Yachting World

CRAZY GUYS

If a child were to draw a crayon picture of a little boat on a big sea, it might look something like Yann Quenet’s Baluchon. Baluchon is only 13ft 1in (4m long), with one simple sail and a stubby, blunt-nosed hull painted cherry red and ice cream white.

Baluchon is no toy, though. When Quenet sailed it back to Brittany in August, he had fulfilled his childhood ambition of circumnavigating in a tiny boat. Its simple appearance is emblematic of his philosophy. “I have loved little boats since I was a child,” he says, “and I am still a child at heart. Sailing round the world on a little boat is something I have dreamed about since I was a teenager.”

Quenet, now 51, has dedicated much of his adult life to designing, building and sailing microyachts. Whereas most of us progress in incrementally larger boats, Quenet’s craft have always been minuscule. He has created numerous self-build designs for plywood construction from a 9m gaffer to a 5m trimaran and a 6.5m gaff yawl (see them at boat-et-koad.com).

In 2015, Quenet attempted to cross the Atlantic in a 14ft 1in (4.3m) plywood scow, but it capsized in a storm off the coast of Spain and he was rescued by a ship.

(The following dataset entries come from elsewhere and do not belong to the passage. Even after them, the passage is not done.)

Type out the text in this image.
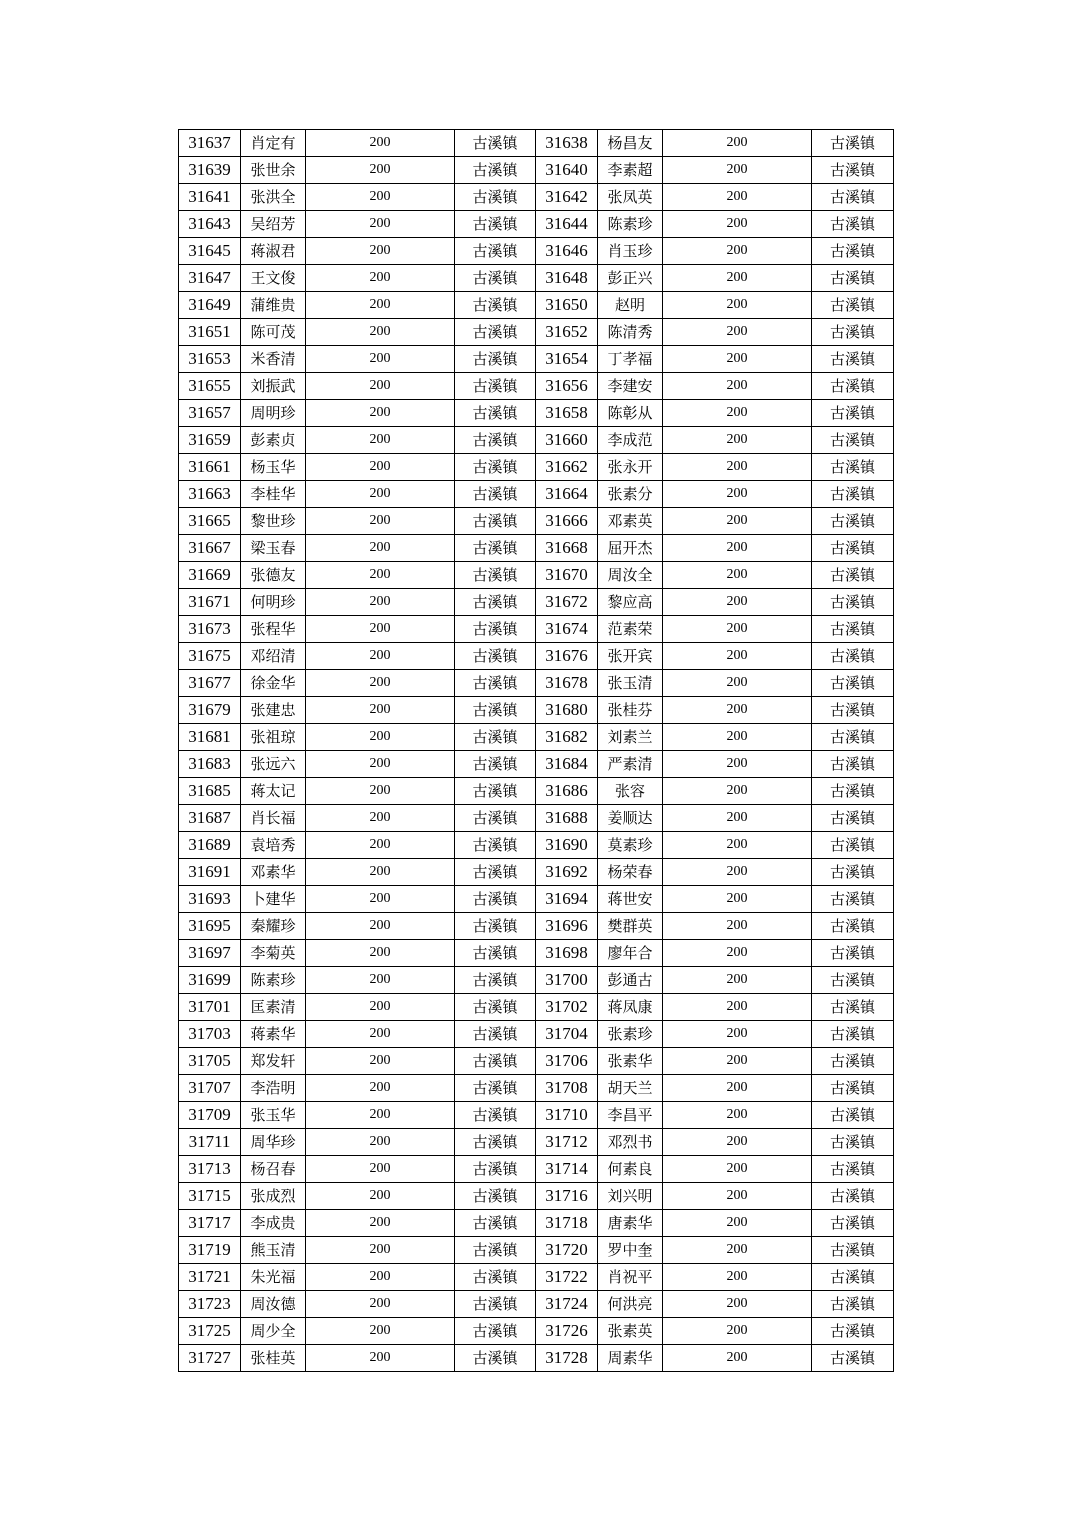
31637	肖定有	200	古溪镇	31638	杨昌友	200	古溪镇
31639	张世余	200	古溪镇	31640	李素超	200	古溪镇
31641	张洪全	200	古溪镇	31642	张凤英	200	古溪镇
31643	吴绍芳	200	古溪镇	31644	陈素珍	200	古溪镇
31645	蒋淑君	200	古溪镇	31646	肖玉珍	200	古溪镇
31647	王文俊	200	古溪镇	31648	彭正兴	200	古溪镇
31649	蒲维贵	200	古溪镇	31650	赵明	200	古溪镇
31651	陈可茂	200	古溪镇	31652	陈清秀	200	古溪镇
31653	米香清	200	古溪镇	31654	丁孝福	200	古溪镇
31655	刘振武	200	古溪镇	31656	李建安	200	古溪镇
31657	周明珍	200	古溪镇	31658	陈彰从	200	古溪镇
31659	彭素贞	200	古溪镇	31660	李成范	200	古溪镇
31661	杨玉华	200	古溪镇	31662	张永开	200	古溪镇
31663	李桂华	200	古溪镇	31664	张素分	200	古溪镇
31665	黎世珍	200	古溪镇	31666	邓素英	200	古溪镇
31667	梁玉春	200	古溪镇	31668	屈开杰	200	古溪镇
31669	张德友	200	古溪镇	31670	周汝全	200	古溪镇
31671	何明珍	200	古溪镇	31672	黎应高	200	古溪镇
31673	张程华	200	古溪镇	31674	范素荣	200	古溪镇
31675	邓绍清	200	古溪镇	31676	张开宾	200	古溪镇
31677	徐金华	200	古溪镇	31678	张玉清	200	古溪镇
31679	张建忠	200	古溪镇	31680	张桂芬	200	古溪镇
31681	张祖琼	200	古溪镇	31682	刘素兰	200	古溪镇
31683	张远六	200	古溪镇	31684	严素清	200	古溪镇
31685	蒋太记	200	古溪镇	31686	张容	200	古溪镇
31687	肖长福	200	古溪镇	31688	姜顺达	200	古溪镇
31689	袁培秀	200	古溪镇	31690	莫素珍	200	古溪镇
31691	邓素华	200	古溪镇	31692	杨荣春	200	古溪镇
31693	卜建华	200	古溪镇	31694	蒋世安	200	古溪镇
31695	秦耀珍	200	古溪镇	31696	樊群英	200	古溪镇
31697	李菊英	200	古溪镇	31698	廖年合	200	古溪镇
31699	陈素珍	200	古溪镇	31700	彭通古	200	古溪镇
31701	匡素清	200	古溪镇	31702	蒋凤康	200	古溪镇
31703	蒋素华	200	古溪镇	31704	张素珍	200	古溪镇
31705	郑发轩	200	古溪镇	31706	张素华	200	古溪镇
31707	李浩明	200	古溪镇	31708	胡天兰	200	古溪镇
31709	张玉华	200	古溪镇	31710	李昌平	200	古溪镇
31711	周华珍	200	古溪镇	31712	邓烈书	200	古溪镇
31713	杨召春	200	古溪镇	31714	何素良	200	古溪镇
31715	张成烈	200	古溪镇	31716	刘兴明	200	古溪镇
31717	李成贵	200	古溪镇	31718	唐素华	200	古溪镇
31719	熊玉清	200	古溪镇	31720	罗中奎	200	古溪镇
31721	朱光福	200	古溪镇	31722	肖祝平	200	古溪镇
31723	周汝德	200	古溪镇	31724	何洪亮	200	古溪镇
31725	周少全	200	古溪镇	31726	张素英	200	古溪镇
31727	张桂英	200	古溪镇	31728	周素华	200	古溪镇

After that experience he resolved to come up with a bulletproof self-righting microyacht suitable for ocean sailing, and went back to the drawing board.

His solution was a pram-style design that could be built in plywood in under 4,000 hours and would cost no more than €4,000. is the result, a tiny boat to be sailed by one person for up to six weeks at a time and resilient enough to take anything the oceans throw at it.